Il progetto nasce nel 2015 dall’idea di mettere in musica il dialetto bustocco ed in particolare la genialità poetica dialettale di uno dei più famosi cultori della lingua locale: il Ginetto Grilli.
Nello stesso anno nasce il sodalizio con il maestro Fabio Gallazzi ed Umberto Rosanna, medico e cantante.
Ginetto Grilli compone il testo della prima canzone in dialetto bustocco dal titolo: A ta l’ho di ta l’ho’, musicata da Gallazzi e Rosanna con il supporto di un giovanissimo gruppo musicale : i Ciaparatt ( Ettore Zanzottera, Giacomo Centonze e Simone Turcolin ) , cantata da Umberto Rosanna con gli stessi Ciaparatt e i ragazzi delle Scuole Tommaseo. Il debutto in pubblico avviene il 29 maggio 2015 al Teatro Fratello Sole con replica al Museo del Tessile di Busto Arsizio.
Tutto nasce come una goliardia, ma il brano è talmente trascinante che, dopo aver riportato consensi in alcune kermesse cittadine, gli autori decidono di inciderlo, proporlo al pubblico (9 Settembre 2015, People Busto Arsizio, 16 ottobre 2015 October Fest Museo del Tessile) e farne un video curato dall’Istituto Cinematografico Michelangelo Antonioni di Busto Arsizio con la regia di Andrea Castellanza (febbraio 2016). Il video, che può essere visionato su You Tube, è un successo e viene scelto come video d’apertura della serata di gala del Busto Arsizio Film Festival 2016 (18 Marzo 2016).
Da quel momento il laboratorio dialettale del Ginetto è in grande fermento. Nascono così altri quattro brani in lingua bustocca :
Cunt i paol da Busti; Lassa perdi e tiaman pü; Ul Gran Cuncertu, A filastroca dul regulamentu par mangià pulidu e senza trasà, con le musiche curate da Fabio Gallazzi ed Umberto Rosanna , interpretate dallo stesso Rosanna.
Le occasioni per portare all'attenzione del pubblico il progetto non sono mancate: concerti in duo, in trio, in gruppo o anche in orchestra!
(L'orchestra Microkosmos ha eseguito il refrain di A ta l'ho dì ta l'ho durante il concerto di Capodanno 2017 di Busto Arsizio).

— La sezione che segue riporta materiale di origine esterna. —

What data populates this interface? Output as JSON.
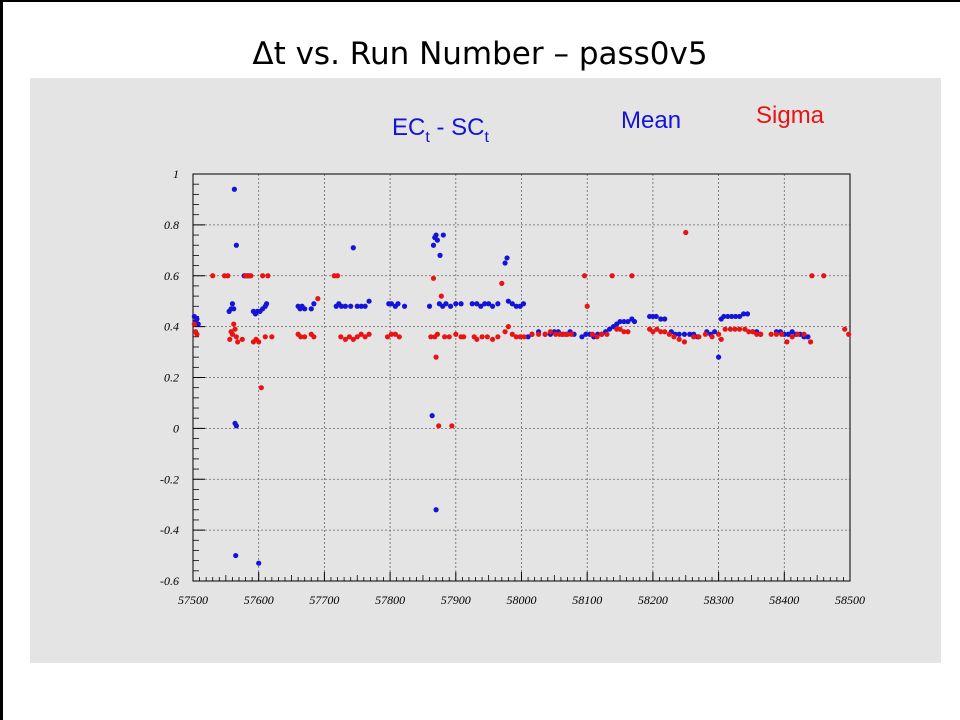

Nel Maggio 2017 nasce la versione “Trap“ di A ta l'ho dì ta l'ho, ennesima idea di slancio e modernizzazione del dialetto che anche nelle discoteche arriva ai giovani che si divertono ad ascoltarlo ed impararlo come elemento costitutivo della cultura del territorio. L'arrangiamento è stato curato da Join the Gap Studio (autori anche di lavori musicali per Gabbani e Tiziano Ferro).